Les récentes convocations de figures médiatiques à la Division spéciale de la Cybercriminalité (DSC) ne passent pas inaperçues. Elles soulèvent des inquiétudes croissantes sur les rapports de plus en plus crispés entre journalistes et autorités politiques. Au cœur de cette tourmente, deux noms : Badara Gadiaga, chroniqueur influent de l’émission Jakaarlo sur TFM, et Madiambal Diagne, directeur du journal Le Quotidien. Tous deux ont été interpellés dans un contexte de tensions verbales en plateau et de critiques ciblées sur les réseaux sociaux.
Le cas Gadiaga, en particulier, agite les sphères politiques et médiatiques. À la suite d’un échange houleux avec le député Amadou Ba, membre du parti Pastef, lors d’un numéro particulièrement tendu de Jakaarlo, l’animateur s’est vu convoqué pour répondre de ses propos ce 9 juillet à 15h. L’annonce a déclenché une vague de protestations. Le député Pape Djibril Fall a immédiatement dénoncé ce qu’il considère comme une dérive, y voyant un danger pour le débat démocratique. Thierno Alassane Sall, pour sa part, a évoqué une instrumentalisation de la justice, fustigeant une tendance à cibler des voix critiques sous prétexte de régulation.
Le plateau télé, nouveau théâtre d’affrontements
Ce qui aurait pu rester un incident d’émission est rapidement devenu un révélateur. Jakaarlo, comme bien d’autres espaces télévisés, est devenu un terrain de confrontation idéologique où les chroniqueurs n’hésitent plus à s’attaquer frontalement à tous les bords politiques. Gadiaga, connu pour ses interventions sans filtre, ne ménage ni le pouvoir en place ni ses opposants. Ce positionnement transversal lui a valu une réputation de franc-tireur, mais aussi une certaine solitude : ni protégé par un parti, ni soutenu unanimement par la corporation, il devient une cible vulnérable.
Le climat tendu dans lequel ces débats se tiennent reflète l’état général du dialogue national. La télévision n’est plus seulement un média, elle devient une arène. Les propos qui s’y échangent, souvent à chaud, finissent désormais dans les salles d’interrogatoire. Le cas de Madiambal Diagne l’illustre. Convoqué pour un tweet en lien avec les mêmes échanges, il a été entendu le 8 juillet par la DSC avant d’être libéré sans suite. Il n’a pas manqué de qualifier cet épisode d’intimidation déguisée, s’interrogeant publiquement sur les intentions réelles derrière ces convocations à répétition.

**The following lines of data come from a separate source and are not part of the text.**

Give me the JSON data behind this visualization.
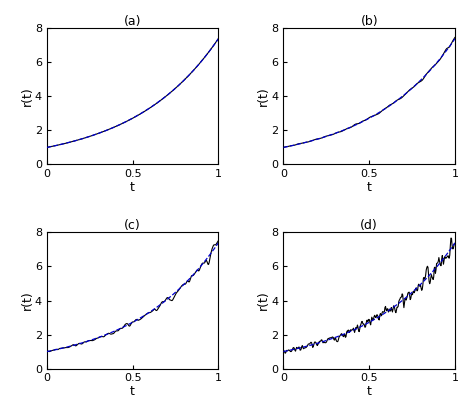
{
  "title_a": "(a)",
  "title_b": "(b)",
  "title_c": "(c)",
  "title_d": "(d)",
  "xlabel": "t",
  "ylabel": "r(t)",
  "xlim": [
    0,
    1
  ],
  "ylim": [
    0,
    8
  ],
  "yticks": [
    0,
    2,
    4,
    6,
    8
  ],
  "xticks": [
    0,
    0.5,
    1
  ],
  "xtick_labels": [
    "0",
    "0.5",
    "1"
  ],
  "exact_color": "#0000cc",
  "noisy_color": "#000000",
  "exact_lw": 0.9,
  "noisy_lw": 0.8,
  "noise_levels": [
    0.0,
    0.03,
    0.05,
    0.1
  ],
  "n_points": 300,
  "seed": 7,
  "t0": 0.0,
  "t1": 1.0,
  "figsize": [
    4.69,
    4.05
  ],
  "dpi": 100
}
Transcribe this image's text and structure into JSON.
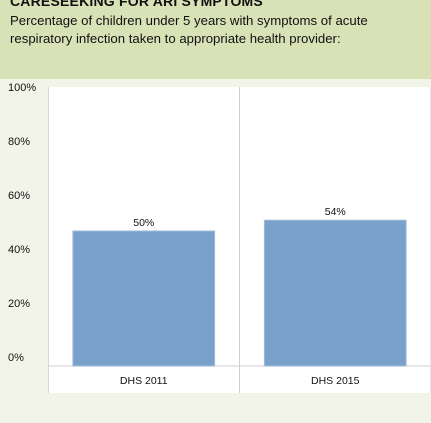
{
  "chart_data": {
    "type": "bar",
    "title": "CARESEEKING FOR ARI SYMPTOMS",
    "subtitle": "Percentage of children under 5 years with symptoms of acute respiratory infection taken to appropriate health provider:",
    "categories": [
      "DHS 2011",
      "DHS 2015"
    ],
    "values": [
      50,
      54
    ],
    "value_labels": [
      "50%",
      "54%"
    ],
    "ylim": [
      0,
      100
    ],
    "yticks": [
      0,
      20,
      40,
      60,
      80,
      100
    ],
    "ytick_labels": [
      "0%",
      "20%",
      "40%",
      "60%",
      "80%",
      "100%"
    ],
    "xlabel": "",
    "ylabel": "",
    "grid": false,
    "bar_color": "#7aa1c9",
    "bar_edge_color": "#9fbadb"
  },
  "colors": {
    "background": "#f3f4e9",
    "header_band": "#d9e2b7",
    "plot_background": "#ffffff",
    "divider": "#cfcfcf"
  }
}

Une ligne rouge de plus en plus floue
Au-delà de ces deux figures, c’est l’ensemble du paysage médiatique sénégalais qui semble pris dans un étau. Les journalistes et chroniqueurs marchent sur une corde raide : informer, commenter, mais sans dépasser des lignes que personne ne définit clairement. Cette ambiguïté alimente la peur, la prudence et parfois l’autocensure. Dans un pays où la liberté de la presse a longtemps été un motif de fierté, l’ombre d’un resserrement se dessine.
Mais il y a plus inquiétant encore : la normalisation de ces convocations judiciaires comme mode de régulation des paroles publiques. Plutôt que d’ouvrir le débat, elles le figent. Plutôt que de renforcer la responsabilité des acteurs médiatiques, elles les musèlent. Loin de pacifier le climat, ces pratiques risquent au contraire de radicaliser les discours, de pousser les opinions vers des extrêmes ou vers des silences contraints.